The Problem With American Eagle

For some reason, I am never really relaxed unless I am wearing blue jeans. I own a couple of pairs of black jeans sure, but I don’t feel as relaxed in them – I tend to wear those with a business shirt and blazer on occasions where I need to dress smart casual.

My main trousers of choice are Levi 516s, in what I supposed is usually called a straight fit. I have been wearing those for quite a long time, although I also own a couple of pairs of 501s.

When there is a rip in my jeans, I immediately toss them out and buy a new pair.
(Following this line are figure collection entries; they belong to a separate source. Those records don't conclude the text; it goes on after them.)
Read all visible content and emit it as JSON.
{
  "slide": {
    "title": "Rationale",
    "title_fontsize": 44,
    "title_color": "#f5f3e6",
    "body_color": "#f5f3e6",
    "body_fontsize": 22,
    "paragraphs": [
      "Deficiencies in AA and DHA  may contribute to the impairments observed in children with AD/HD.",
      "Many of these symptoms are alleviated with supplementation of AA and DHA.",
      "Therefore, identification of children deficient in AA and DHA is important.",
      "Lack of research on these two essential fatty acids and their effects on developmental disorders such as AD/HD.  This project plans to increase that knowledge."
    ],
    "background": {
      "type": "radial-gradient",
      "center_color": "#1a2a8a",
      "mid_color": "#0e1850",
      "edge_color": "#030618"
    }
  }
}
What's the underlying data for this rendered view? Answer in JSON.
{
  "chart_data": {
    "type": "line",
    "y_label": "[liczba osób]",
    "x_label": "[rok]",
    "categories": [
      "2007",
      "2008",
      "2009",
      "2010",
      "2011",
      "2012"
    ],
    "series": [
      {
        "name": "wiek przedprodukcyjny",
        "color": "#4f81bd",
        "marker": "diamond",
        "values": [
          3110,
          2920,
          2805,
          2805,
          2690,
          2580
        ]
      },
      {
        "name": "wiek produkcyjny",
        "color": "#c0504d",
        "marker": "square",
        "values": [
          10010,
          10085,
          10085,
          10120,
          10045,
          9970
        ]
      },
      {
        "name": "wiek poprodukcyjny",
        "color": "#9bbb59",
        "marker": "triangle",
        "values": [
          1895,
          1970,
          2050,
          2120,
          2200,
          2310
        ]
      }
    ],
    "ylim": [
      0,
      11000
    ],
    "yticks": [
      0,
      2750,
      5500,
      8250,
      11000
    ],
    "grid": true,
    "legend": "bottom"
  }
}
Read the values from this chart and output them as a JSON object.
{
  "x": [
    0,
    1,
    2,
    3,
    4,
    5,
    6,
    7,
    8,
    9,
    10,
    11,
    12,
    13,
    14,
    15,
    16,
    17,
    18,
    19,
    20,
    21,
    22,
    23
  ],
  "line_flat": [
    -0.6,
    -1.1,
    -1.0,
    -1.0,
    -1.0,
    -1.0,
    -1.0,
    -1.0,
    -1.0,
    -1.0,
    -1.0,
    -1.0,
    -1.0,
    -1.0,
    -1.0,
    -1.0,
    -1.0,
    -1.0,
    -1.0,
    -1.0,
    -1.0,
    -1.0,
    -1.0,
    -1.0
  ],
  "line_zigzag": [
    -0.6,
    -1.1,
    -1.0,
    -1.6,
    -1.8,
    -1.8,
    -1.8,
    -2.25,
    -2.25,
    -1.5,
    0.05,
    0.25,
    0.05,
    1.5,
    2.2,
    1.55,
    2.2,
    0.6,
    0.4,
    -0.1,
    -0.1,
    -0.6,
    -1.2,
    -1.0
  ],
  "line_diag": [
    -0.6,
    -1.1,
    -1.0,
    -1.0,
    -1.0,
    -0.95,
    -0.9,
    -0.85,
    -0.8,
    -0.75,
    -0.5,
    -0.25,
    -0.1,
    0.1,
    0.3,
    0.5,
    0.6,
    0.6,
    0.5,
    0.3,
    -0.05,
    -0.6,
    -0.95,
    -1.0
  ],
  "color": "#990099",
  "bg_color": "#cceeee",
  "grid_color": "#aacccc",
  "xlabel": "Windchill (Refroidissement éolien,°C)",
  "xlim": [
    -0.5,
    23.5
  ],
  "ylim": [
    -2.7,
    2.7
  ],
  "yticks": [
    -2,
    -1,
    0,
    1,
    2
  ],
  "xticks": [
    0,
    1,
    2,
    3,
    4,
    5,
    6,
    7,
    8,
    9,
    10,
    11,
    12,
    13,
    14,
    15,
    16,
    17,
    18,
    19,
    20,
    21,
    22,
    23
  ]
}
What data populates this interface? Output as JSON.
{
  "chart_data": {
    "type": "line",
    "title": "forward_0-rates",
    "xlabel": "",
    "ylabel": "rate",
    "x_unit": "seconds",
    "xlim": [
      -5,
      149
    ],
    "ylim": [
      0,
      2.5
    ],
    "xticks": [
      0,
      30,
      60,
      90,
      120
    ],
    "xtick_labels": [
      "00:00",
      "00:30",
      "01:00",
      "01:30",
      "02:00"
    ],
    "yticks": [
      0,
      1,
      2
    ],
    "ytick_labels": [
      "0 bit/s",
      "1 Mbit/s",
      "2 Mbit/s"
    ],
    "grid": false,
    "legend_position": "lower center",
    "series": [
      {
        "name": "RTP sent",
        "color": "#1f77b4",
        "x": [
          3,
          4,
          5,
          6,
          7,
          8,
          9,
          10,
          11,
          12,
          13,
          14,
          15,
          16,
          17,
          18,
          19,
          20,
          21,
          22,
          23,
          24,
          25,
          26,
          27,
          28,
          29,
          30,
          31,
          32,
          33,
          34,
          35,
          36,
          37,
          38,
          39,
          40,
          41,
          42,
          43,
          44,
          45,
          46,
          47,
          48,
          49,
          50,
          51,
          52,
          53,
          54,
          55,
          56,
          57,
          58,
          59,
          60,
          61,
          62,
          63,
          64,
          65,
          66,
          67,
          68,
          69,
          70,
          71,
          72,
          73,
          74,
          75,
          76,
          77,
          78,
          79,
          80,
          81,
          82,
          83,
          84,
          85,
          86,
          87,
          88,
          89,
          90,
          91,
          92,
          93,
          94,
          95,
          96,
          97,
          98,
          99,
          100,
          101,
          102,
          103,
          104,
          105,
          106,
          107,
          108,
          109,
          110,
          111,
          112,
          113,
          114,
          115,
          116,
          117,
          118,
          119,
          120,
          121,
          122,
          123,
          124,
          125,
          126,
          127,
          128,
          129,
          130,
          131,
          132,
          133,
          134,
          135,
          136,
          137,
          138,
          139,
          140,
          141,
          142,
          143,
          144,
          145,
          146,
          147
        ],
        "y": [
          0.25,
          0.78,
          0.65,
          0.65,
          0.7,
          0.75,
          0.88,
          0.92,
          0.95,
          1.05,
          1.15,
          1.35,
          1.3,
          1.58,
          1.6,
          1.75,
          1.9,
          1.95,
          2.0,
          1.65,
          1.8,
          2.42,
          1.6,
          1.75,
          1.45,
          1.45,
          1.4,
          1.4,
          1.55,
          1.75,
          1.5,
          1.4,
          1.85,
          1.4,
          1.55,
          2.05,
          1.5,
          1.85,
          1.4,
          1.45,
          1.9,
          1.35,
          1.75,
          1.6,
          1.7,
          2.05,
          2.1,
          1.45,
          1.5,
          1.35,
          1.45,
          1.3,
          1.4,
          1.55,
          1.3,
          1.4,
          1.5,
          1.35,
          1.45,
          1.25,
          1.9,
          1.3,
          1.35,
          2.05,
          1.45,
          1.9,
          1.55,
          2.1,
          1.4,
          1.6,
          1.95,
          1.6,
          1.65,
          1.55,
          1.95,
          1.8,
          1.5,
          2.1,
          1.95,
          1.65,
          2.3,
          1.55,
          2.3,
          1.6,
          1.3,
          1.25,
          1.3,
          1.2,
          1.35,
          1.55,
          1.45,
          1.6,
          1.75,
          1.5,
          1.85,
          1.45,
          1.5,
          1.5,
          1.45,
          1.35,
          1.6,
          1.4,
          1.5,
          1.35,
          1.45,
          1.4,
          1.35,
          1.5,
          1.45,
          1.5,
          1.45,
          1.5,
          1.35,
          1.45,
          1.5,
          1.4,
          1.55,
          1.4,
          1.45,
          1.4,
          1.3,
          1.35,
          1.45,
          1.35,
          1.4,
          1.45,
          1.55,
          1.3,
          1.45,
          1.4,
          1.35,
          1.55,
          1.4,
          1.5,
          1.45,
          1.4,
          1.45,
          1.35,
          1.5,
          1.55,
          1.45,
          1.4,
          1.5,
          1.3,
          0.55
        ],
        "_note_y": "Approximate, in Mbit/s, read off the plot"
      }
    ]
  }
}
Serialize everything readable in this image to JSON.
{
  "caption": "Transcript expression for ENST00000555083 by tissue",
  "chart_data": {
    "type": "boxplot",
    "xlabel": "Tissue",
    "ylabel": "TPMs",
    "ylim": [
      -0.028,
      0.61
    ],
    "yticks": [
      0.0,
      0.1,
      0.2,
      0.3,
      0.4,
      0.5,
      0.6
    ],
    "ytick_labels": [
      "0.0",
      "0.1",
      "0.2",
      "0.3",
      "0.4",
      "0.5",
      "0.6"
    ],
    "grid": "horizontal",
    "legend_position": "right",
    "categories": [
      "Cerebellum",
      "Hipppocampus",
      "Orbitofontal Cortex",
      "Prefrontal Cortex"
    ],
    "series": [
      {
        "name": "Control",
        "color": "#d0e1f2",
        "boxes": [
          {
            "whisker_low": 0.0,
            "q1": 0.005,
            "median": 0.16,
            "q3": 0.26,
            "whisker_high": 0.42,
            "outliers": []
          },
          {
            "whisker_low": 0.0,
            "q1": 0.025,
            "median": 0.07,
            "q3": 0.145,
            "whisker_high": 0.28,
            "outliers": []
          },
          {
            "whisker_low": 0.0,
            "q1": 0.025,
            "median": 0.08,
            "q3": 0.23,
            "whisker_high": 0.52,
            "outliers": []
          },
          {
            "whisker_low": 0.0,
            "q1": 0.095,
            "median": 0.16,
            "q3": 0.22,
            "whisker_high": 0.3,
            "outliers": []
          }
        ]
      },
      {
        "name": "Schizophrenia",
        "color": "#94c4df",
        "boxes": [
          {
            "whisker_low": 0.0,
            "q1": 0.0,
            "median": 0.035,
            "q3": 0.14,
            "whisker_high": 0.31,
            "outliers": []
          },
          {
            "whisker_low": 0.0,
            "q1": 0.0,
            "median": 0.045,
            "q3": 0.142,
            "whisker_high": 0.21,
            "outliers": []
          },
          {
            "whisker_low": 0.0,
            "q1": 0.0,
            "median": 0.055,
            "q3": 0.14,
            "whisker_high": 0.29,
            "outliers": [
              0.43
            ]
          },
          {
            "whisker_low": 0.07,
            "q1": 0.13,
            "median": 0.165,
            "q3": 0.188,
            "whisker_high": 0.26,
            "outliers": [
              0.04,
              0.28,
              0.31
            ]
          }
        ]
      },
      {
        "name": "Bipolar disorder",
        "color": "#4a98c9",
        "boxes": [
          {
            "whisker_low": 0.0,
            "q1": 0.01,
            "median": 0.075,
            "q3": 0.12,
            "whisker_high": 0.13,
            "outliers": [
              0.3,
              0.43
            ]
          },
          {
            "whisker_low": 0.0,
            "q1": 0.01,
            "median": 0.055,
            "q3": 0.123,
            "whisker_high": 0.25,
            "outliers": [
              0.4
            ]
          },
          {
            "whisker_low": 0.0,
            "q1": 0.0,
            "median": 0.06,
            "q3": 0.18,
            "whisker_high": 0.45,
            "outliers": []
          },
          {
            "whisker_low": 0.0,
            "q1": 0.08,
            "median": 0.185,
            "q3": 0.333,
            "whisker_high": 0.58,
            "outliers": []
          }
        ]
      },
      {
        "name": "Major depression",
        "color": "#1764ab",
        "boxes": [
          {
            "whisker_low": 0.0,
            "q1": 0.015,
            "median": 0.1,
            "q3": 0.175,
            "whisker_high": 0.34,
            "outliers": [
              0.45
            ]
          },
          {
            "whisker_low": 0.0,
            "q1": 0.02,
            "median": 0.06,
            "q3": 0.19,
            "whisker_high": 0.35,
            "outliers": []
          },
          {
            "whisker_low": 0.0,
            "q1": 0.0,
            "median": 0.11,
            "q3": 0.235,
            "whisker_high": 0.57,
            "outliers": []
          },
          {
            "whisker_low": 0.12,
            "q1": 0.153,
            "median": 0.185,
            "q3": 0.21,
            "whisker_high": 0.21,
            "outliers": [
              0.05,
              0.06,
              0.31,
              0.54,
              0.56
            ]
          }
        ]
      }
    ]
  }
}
This happened on the weekend, when I found a tear along the seam of the seat of a pair of Levis. I tossed them out and headed off to Highpoint West to buy a replacement.

Whilst Levis are my usual choice, I decided to try American Eagle for a change.

Six months or so ago, I had not heard of American Eagle. But then all the crazies connected to Cancel Culture decided to go nuts over an advertising campaign featuring the delectable Sydney Sweeney, currently considered the sexiest woman on the planet (she might well be) by many.

You’ve probably heard about the campaign slogan: Sydney Sweeney has great jeans. All sorts of hysteria was generated by woke and foolish people about alleged hidden means and racism.

Some people probably also complained that featuring a beautiful woman to promote jeans is discriminatory towards the more ordinary or pudgy looking of us, or that it possibly involved a subliminally eugenic agenda. Maybe, maybe not. The hysteria and stupidity of the echo chamber which is contemporary social media knows no limits.

So anywho, I decided to pop into Myers and browse the American Eagle display.

That is where I encountered a problem. Virtually all of the jeans were a maximum of size 32. I’ve spent most of my adult life at size 36 (although one of my pairs of suit trousers doesn’t fit me anymore, and it involves a lot of inhaling to get my dinner suit trousers on the two times per year I attend black tie events).

There was only one option for me – size 36 in baggy style.

I must say, it is very comfortable, but it really doesn’t look that great.

I probably will give American Eagle another try next time I buy a pair of jeans, but where slightly overweight middle aged men like me can’t find the style of jeans we are accustomed to wearing, then I might have to stick to Levis.

That, friends, is a first world problem.

Published by Ernest Zanatta

Narrow minded Italian Catholic Conservative Peasant from Footscray.